Discos Raked In N325bn Revenue In 9months — NERC
The 11 electricity distribution companies in the country collected total revenue of N325bn from customers in the first nine months of last year, the latest data from the Nigerian electricity Regulatory Commission showed.
The total revenue collected by the Discos translated to 63.99 per cent of the N508bn that the customers were billed.
The total revenue collected by the Discos from customers in the third quarter of 2018 stood at N107bn out of the total billing of N163.2bn.
This represents a 3.9 per cent decrease in the total collection when compared to the second quarter.
“The slight decrease in revenue collection in the quarter under review is jointly attributed to a decrease in the amount of energy received by Discos and lower billing efficiency relative to the second quarter,” the regulator said.
The total aggregate collection by the power firms from customers in the second quarter stood at N111.5bn out of the total billing of N173.7bn.
The Discos recorded a 4.5 per cent increase in the total collection in the second quarter when compared to the N106.6bn collected in the first quarter.

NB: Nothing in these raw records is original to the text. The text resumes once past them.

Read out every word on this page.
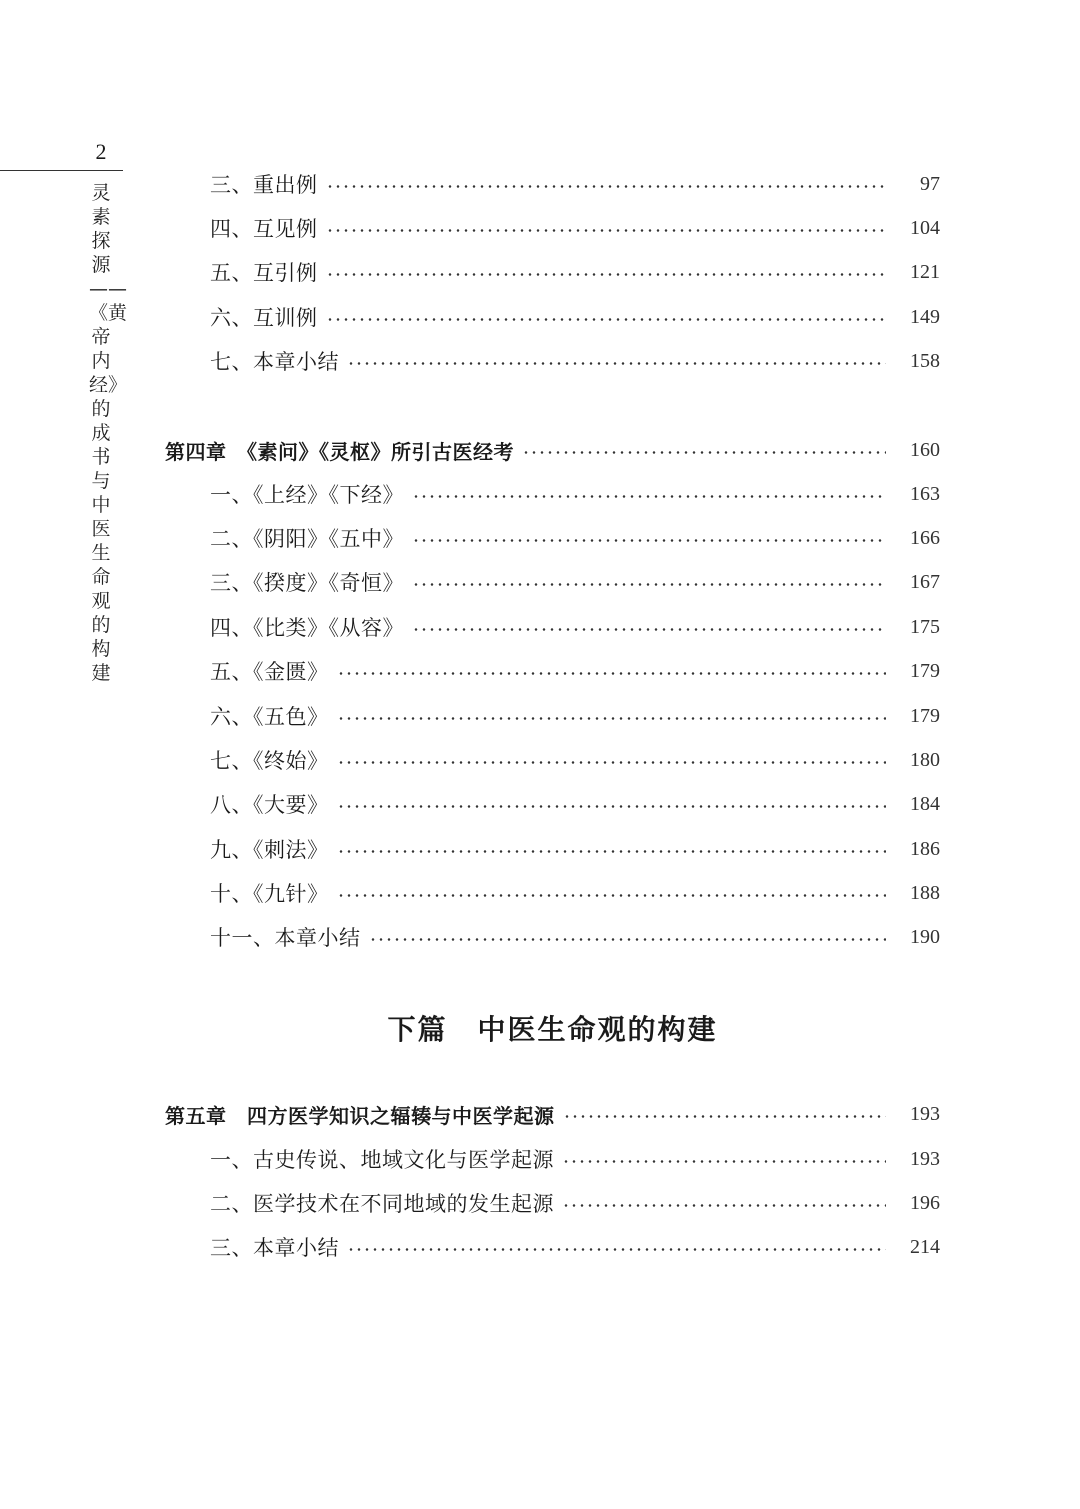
2
灵素探源——《黄帝内经》的成书与中医生命观的构建
三、重出例	97
四、互见例	104
五、互引例	121
六、互训例	149
七、本章小结	158
第四章　《素问》《灵枢》所引古医经考	160
一、《上经》《下经》	163
二、《阴阳》《五中》	166
三、《揆度》《奇恒》	167
四、《比类》《从容》	175
五、《金匮》	179
六、《五色》	179
七、《终始》	180
八、《大要》	184
九、《刺法》	186
十、《九针》	188
十一、本章小结	190
下篇　中医生命观的构建
第五章　四方医学知识之辐辏与中医学起源	193
一、古史传说、地域文化与医学起源	193
二、医学技术在不同地域的发生起源	196
三、本章小结	214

The poor collection efficiency by the Discos has adversely impacted the financial liquidity of the industry, which in turn, has led to reduced investment in the Nigerian electricity supply industry.”
According to the Association of Nigeria electricity Distributors, Disco operators only collect 24 per cent of the tariff revenues, while the balance goes upstream to transmission, generation and other industry stakeholders.

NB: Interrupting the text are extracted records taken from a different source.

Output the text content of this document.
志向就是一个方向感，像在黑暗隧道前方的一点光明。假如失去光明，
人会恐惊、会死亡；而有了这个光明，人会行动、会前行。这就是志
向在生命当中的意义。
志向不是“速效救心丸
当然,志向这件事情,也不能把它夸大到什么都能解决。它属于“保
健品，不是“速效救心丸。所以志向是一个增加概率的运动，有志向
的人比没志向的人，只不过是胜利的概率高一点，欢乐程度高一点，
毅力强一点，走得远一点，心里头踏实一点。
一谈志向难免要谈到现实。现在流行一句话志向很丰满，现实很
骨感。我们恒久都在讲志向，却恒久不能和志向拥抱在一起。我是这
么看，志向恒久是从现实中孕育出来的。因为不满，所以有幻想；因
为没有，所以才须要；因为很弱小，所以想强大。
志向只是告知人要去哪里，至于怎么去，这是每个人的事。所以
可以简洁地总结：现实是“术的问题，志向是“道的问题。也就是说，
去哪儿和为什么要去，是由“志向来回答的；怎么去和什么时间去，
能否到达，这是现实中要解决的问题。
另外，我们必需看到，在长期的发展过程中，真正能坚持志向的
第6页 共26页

Meanwhile, the Nigerian electricity Regulatory Commission on Thursday announced that it had commenced the implementation of a new law that prevents foreign materials, personnel and services from dominating operations in Nigeria’s power sector.
It said the law would regulate how the country’s electricity supply industry made use of foreign equipment, workforce and other services.
The commission’s Chairman, Prof. James Momoh, disclosed this at the opening ceremony of a twoday workshop on the minimum specification of Nigerian content and requirements for labour in the power sector and an exhibition of local products/services for the industry.
Momoh said the law, known as ‘Regulation on National Content Development for the Power Sector,’ was enacted in 2014, but its implementation started this month.
he said the implementation of the law was immediate and that operators in the sector were expected to abide by it or risk regulatory sanctions.
The NERC boss noted that going forward, electricity distribution and generation companies, as well as the Transmission Company of Nigeria, would have to abide by the minimum local content standards set by the commission in the regulation.
In his address, the Minister of Power, Works and housing, Babatunde Fashola, complained that the power sector had remained vulnerable to the vagaries of foreign services, especially with regards to transactions often consummated in the United States dollars against the naira.
he noted that it was necessary for Nigeria to begin to develop local capacity in the power sector to cut down its dependence on foreign equipment and services.
The minister, who was represented by the Director of Procurement at the ministry, Mr Ahmed Abdul, said, “The Nigerian electricity Supply Industry is heavily dependent on imported human resources, material, equipment and services. It is consequently vulnerable to foreign exchange availability and rates, to the extent that contracts for gas and generation are denominated in foreign currency.”